Humans are the most revolting worthless species ever to develop on this planet. Animals are far superior and know how to co-exist, they’re content as long as they’ve got a full stomach and they have a lot more sense.
Take something like a wildebeest, it gets born on the African plains and it has about an hour to get up and follow its mother otherwise it’s dead meat. Compare that with teenagers who run straight out of the school gates into the traffic. Fifteen years on the planet and they haven’t got the brains of a gnat. Treat an animal right and it will love you, treat a person right and they’ll likely kick you up the backside. The law of nature used to be the survival of the fittest. That doesn’t apply to humans any more. The ones with intelligence have careers and the ones who don’t stay on council estates, living on benefits that others provide and breeding more fucking idiots who grow up and do the same.

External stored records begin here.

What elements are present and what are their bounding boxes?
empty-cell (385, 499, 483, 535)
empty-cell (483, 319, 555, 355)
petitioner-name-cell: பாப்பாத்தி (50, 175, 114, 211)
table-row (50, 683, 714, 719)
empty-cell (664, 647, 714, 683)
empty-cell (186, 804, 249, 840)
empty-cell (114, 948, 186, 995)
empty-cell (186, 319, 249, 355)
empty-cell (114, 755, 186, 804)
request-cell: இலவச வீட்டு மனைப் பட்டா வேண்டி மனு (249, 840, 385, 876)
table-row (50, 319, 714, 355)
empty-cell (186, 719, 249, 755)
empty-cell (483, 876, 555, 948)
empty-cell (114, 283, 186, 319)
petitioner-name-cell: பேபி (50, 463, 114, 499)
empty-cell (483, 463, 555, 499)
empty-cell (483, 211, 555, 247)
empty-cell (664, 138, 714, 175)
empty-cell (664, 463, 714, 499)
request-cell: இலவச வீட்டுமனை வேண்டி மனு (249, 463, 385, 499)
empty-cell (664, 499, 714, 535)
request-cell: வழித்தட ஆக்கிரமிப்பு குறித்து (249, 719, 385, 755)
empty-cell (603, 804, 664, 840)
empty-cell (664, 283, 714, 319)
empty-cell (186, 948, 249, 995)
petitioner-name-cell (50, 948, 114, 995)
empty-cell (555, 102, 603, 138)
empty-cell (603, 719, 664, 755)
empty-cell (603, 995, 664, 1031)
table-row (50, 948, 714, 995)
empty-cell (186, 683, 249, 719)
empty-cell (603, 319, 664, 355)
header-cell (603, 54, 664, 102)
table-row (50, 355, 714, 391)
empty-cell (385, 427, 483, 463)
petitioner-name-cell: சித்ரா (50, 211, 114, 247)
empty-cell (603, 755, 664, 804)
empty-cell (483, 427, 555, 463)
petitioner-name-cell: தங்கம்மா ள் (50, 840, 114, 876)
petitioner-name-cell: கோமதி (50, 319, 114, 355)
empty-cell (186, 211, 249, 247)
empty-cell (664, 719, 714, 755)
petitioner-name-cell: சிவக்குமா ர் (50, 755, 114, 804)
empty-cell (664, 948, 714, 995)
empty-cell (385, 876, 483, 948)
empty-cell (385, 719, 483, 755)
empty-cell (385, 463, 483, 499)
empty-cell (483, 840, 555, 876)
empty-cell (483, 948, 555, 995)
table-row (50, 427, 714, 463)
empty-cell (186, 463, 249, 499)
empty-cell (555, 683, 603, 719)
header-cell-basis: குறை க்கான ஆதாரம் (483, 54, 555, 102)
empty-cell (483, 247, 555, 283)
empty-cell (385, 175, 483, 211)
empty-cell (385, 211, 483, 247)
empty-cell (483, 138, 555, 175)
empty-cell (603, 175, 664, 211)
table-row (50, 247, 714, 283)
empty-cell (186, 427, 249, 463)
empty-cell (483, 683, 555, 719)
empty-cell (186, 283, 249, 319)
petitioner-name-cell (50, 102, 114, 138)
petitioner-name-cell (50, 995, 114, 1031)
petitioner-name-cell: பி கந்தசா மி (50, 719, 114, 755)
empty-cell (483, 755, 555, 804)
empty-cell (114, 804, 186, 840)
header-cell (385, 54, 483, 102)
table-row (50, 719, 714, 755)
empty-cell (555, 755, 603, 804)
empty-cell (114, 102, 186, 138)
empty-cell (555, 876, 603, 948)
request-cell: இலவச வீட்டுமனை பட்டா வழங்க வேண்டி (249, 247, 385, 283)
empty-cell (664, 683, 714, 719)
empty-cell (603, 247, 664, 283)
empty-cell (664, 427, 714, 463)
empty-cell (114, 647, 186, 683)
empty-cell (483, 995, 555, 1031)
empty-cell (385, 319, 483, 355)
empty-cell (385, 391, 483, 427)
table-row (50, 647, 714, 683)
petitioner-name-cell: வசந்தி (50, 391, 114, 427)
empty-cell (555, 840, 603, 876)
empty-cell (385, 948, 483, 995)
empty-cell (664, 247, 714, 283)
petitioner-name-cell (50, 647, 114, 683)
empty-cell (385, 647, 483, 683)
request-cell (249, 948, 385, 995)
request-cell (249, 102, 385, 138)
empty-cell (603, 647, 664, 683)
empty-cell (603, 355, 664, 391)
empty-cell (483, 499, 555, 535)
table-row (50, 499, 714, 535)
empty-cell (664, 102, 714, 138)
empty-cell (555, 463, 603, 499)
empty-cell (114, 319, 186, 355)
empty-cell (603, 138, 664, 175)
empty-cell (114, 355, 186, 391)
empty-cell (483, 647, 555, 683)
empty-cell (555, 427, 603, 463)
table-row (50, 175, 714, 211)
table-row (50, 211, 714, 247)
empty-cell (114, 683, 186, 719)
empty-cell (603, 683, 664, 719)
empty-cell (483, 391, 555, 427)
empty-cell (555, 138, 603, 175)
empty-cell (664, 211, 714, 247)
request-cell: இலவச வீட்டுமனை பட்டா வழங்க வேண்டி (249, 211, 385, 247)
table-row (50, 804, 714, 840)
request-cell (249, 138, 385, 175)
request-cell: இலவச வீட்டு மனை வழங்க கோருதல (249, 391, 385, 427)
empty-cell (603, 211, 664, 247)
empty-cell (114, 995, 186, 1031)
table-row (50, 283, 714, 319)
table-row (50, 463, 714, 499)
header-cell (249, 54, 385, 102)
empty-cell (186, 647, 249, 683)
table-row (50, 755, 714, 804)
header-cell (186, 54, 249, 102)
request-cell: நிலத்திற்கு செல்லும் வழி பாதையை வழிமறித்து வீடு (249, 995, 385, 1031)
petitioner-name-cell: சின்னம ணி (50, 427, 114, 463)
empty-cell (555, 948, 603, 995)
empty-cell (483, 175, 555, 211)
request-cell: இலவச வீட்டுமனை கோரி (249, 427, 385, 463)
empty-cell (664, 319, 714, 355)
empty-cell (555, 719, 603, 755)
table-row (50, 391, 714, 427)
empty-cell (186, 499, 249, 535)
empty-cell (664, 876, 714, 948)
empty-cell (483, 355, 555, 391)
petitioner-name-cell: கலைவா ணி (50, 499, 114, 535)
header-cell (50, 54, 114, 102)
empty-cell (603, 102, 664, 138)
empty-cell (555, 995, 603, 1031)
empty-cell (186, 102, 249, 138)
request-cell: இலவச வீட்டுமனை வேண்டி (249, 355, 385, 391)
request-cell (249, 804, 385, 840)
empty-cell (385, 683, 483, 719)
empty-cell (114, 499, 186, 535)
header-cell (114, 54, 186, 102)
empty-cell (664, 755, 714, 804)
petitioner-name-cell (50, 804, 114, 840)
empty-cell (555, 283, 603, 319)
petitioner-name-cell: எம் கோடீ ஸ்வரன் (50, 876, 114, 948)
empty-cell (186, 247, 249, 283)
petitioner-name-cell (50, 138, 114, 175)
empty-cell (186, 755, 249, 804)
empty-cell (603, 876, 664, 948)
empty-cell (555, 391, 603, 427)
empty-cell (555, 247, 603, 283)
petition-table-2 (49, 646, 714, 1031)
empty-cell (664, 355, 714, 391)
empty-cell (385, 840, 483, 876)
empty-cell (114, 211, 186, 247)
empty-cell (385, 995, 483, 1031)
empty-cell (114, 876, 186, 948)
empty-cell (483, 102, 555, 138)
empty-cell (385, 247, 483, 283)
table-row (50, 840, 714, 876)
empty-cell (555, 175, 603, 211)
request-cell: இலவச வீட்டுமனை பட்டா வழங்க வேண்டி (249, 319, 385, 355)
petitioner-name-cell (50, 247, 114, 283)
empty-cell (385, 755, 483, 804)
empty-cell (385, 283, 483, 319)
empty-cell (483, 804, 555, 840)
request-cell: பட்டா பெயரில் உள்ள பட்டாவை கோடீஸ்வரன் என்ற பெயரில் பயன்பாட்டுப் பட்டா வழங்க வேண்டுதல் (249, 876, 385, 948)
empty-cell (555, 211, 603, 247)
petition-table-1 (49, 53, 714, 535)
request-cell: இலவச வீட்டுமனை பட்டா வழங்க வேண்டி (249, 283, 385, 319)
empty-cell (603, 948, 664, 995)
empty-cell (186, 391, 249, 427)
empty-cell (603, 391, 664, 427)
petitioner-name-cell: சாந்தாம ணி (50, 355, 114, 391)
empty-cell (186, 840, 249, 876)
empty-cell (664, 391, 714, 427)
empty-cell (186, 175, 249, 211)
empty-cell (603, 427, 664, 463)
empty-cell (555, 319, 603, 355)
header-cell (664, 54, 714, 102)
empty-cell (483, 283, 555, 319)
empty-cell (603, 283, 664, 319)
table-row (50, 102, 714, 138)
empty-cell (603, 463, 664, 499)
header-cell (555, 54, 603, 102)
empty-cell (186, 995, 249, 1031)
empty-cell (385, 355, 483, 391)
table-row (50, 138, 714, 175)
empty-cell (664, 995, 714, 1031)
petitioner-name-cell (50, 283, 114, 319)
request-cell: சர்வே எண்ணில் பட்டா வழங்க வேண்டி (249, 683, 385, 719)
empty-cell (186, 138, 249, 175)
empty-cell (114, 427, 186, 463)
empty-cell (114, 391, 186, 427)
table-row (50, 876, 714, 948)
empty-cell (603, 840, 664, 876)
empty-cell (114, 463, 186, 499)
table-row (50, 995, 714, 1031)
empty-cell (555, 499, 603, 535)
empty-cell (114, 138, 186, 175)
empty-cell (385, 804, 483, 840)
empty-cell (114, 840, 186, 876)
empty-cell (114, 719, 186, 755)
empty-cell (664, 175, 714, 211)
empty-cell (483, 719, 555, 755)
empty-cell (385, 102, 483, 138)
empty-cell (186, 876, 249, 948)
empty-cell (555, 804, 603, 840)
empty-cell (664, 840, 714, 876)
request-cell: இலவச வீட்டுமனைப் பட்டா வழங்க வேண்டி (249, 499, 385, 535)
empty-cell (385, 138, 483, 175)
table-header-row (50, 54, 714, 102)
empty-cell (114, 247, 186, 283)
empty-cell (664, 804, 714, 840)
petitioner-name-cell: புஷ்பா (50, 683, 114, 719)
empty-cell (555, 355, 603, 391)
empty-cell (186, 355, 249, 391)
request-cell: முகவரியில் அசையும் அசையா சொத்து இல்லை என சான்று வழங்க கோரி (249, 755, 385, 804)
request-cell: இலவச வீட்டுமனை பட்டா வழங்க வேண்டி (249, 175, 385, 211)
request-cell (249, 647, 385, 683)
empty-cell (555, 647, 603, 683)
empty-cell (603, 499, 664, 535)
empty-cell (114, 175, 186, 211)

The human race should be exterminated like parasites before they develop space travel and get the chance to infect other planets. They’re a motley collection of lying, cheating, thoughtless, arrogant, thieving, two-faced, selfish, offensive, bloody fucking arseholes.
Ah. I feel better now.
Nominated by Allan.
Human beings are mostly as thick as pig shit. They harbour beliefs in supernatural beings, churn kids out by the billions without a thought how they are going to be supported and find things to fight about that even a three year old wouldn’t bother about. I’d be surprised if this pathetic species is still here in 500 years. Probably wouldn’t be able to reproduce anyway after the pissy fairy wusses have had every fuckers cocks n minges removed so you have to go to a shit n piss removal centre. Gender free of course. Cunts.